Integração e telemetria (MQTT)

Padrão de tópicos sugerido para nível contínuo e alarmes:

// Nível contínuo (m)
org/acme/torreA/agua/reservatorio_sup/level_m
{"v":1,"ts":1730166000000,"value":3.28,"unit":"m"}

// Estado de boia (retido)
org/acme/torreA/agua/boia_alta/state
{"v":1,"ts":1730166010000,"value":"on"}

// Alarme (não retido)
org/acme/torreA/agua/events/high_high
{"v":1,"ts":1730166020000,"value":true}
  • QoS: 1 por padrão; 0 apenas para streams efêmeros.
  • Retained: somente em estados (boias, .../gateway/status).
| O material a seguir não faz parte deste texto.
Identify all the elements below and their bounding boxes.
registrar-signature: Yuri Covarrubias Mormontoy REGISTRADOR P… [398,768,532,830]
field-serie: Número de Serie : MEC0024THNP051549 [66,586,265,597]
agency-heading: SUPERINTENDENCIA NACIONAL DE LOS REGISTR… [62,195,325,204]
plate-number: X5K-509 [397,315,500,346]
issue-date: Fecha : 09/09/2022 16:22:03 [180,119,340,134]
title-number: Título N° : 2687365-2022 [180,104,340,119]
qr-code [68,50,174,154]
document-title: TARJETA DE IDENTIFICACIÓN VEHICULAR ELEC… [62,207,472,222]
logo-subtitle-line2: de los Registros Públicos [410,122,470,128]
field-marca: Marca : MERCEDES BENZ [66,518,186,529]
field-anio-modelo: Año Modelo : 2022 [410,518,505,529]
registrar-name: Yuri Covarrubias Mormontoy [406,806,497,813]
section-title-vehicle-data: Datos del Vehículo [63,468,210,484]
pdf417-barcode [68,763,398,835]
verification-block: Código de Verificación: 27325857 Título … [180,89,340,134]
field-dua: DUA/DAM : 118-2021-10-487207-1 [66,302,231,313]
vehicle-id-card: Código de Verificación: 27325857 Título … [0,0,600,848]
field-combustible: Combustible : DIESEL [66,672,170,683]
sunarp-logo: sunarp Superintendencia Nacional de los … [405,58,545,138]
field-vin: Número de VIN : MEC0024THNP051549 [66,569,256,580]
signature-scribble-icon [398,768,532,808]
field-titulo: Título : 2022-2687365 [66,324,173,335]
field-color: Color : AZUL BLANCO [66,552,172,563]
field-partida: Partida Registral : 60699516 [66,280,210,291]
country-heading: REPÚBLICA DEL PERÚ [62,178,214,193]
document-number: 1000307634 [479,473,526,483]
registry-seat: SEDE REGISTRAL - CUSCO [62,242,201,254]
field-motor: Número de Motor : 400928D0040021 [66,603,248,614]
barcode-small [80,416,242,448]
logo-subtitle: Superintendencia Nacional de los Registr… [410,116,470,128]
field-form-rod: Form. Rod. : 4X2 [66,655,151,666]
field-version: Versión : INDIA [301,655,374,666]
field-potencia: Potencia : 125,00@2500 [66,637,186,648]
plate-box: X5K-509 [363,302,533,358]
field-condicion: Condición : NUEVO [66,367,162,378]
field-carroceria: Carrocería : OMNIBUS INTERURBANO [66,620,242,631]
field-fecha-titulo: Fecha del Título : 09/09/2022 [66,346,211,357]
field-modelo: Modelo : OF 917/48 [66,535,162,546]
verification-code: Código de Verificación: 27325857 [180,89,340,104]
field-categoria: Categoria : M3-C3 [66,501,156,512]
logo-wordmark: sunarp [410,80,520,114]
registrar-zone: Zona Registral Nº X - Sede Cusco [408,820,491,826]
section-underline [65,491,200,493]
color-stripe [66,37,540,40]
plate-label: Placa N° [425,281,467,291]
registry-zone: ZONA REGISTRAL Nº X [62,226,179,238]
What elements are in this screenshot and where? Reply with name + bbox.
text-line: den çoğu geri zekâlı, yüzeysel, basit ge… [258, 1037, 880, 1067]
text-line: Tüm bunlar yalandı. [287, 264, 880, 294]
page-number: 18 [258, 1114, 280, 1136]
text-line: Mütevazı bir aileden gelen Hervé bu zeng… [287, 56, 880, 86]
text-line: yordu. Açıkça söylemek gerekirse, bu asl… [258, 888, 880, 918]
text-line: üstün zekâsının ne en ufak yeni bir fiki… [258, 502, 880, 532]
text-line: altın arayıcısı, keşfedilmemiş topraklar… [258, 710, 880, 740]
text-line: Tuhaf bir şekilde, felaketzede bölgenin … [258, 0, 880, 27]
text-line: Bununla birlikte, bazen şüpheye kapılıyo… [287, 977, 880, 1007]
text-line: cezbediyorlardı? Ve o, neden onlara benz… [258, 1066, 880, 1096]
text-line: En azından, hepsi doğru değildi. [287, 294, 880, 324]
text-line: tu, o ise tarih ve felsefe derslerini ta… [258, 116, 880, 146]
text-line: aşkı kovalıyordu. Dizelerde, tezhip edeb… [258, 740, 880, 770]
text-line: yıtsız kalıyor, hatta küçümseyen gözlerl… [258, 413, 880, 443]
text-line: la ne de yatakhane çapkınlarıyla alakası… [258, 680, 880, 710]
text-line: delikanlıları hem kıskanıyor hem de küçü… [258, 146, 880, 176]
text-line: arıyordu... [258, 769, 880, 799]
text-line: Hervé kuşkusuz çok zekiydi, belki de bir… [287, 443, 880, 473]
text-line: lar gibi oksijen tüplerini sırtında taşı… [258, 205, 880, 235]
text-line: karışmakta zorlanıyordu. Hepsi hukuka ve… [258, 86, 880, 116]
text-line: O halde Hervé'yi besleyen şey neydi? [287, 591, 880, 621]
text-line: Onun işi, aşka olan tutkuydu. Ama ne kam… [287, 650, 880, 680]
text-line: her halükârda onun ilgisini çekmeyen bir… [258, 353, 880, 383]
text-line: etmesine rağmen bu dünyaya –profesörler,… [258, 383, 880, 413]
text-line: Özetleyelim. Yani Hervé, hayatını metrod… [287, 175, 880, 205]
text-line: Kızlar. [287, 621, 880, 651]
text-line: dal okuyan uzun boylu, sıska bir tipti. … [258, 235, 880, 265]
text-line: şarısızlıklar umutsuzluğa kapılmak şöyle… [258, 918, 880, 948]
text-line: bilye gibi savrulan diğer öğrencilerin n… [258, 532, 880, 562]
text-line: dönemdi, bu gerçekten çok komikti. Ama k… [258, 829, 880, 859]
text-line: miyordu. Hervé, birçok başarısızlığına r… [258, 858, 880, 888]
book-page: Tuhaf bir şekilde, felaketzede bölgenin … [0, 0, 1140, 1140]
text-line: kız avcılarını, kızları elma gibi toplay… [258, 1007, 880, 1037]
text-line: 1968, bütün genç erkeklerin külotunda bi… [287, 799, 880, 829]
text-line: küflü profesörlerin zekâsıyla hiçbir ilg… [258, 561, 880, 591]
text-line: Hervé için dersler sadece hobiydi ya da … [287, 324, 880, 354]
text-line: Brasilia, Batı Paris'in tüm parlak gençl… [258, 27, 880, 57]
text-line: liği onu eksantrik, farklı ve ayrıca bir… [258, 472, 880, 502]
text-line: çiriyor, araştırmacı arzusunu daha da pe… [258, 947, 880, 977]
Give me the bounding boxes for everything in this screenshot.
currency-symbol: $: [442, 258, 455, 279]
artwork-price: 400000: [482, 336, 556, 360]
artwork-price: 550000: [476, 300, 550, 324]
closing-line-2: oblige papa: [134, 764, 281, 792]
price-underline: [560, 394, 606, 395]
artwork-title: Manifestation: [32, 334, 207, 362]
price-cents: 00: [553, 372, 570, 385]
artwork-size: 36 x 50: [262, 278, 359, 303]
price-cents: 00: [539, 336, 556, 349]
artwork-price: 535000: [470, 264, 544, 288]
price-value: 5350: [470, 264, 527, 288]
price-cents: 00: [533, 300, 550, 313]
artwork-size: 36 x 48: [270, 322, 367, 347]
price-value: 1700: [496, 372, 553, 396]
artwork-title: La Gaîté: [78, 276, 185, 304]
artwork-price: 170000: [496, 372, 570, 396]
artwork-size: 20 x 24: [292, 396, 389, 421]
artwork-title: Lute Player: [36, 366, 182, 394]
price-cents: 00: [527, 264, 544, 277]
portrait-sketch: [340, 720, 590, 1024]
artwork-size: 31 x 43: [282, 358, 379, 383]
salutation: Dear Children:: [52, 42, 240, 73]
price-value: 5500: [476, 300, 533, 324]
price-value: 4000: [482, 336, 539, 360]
Eventos não devem ser retidos.
  • Catálogo: mantenha unidade, limites e escala em catálogo de tags; mantenha payload enxuto.

Calibração e verificação

  • Ponto zero: tanque vazio ou nível conhecido; registre mA/valor lido e ajuste offset.
  • Ponto alto: altura medida (trena) ou régua de nível; ajuste span.
  • Verificação cruzada: compare leitura do sensor com régua/boias nos extremos; documente erros.
  • Estabilidade: avalie ruído (desvio padrão) em janela de 60–120 s; aplique filtro de média móvel no gateway.

KPIs e operação

  • Tempo em faixas críticas (baixo, alto, alto-alto).
  • Perfil diário de nível (mín/máx), ciclos/h de bomba e runtime.
  • Alarmes recorrentes e tempo até atendimento (SLA operacional).

Checklist de comissionamento

  1. Confirme geometria do tanque (altura útil, forma) e posição do sensor.
  2. Aplique histerese e debounce no PLC/gateway.
  3. Valide tópicos MQTT, QoS, retained (apenas estados) e LWT do gateway.
  4. Teste falhas: boia travada, eco falso, respiro obstruído, perda de internet (store & forward).
  5. Registre curva de calibração e procedimento de manutenção (limpeza, inspeção de cabos/respiradores).

Conclusão: não existe “sensor universal”. Em tanques limpos e acesso superior, o ultrassônico é prático e sem contato; em poços turbulentos ou com espuma, a pressão oferece estabilidade; para controles binários e redundância, boias continuam imbatíveis. A decisão correta combina ambiente, necessidade de valor contínuo, manutenção e governança de dados.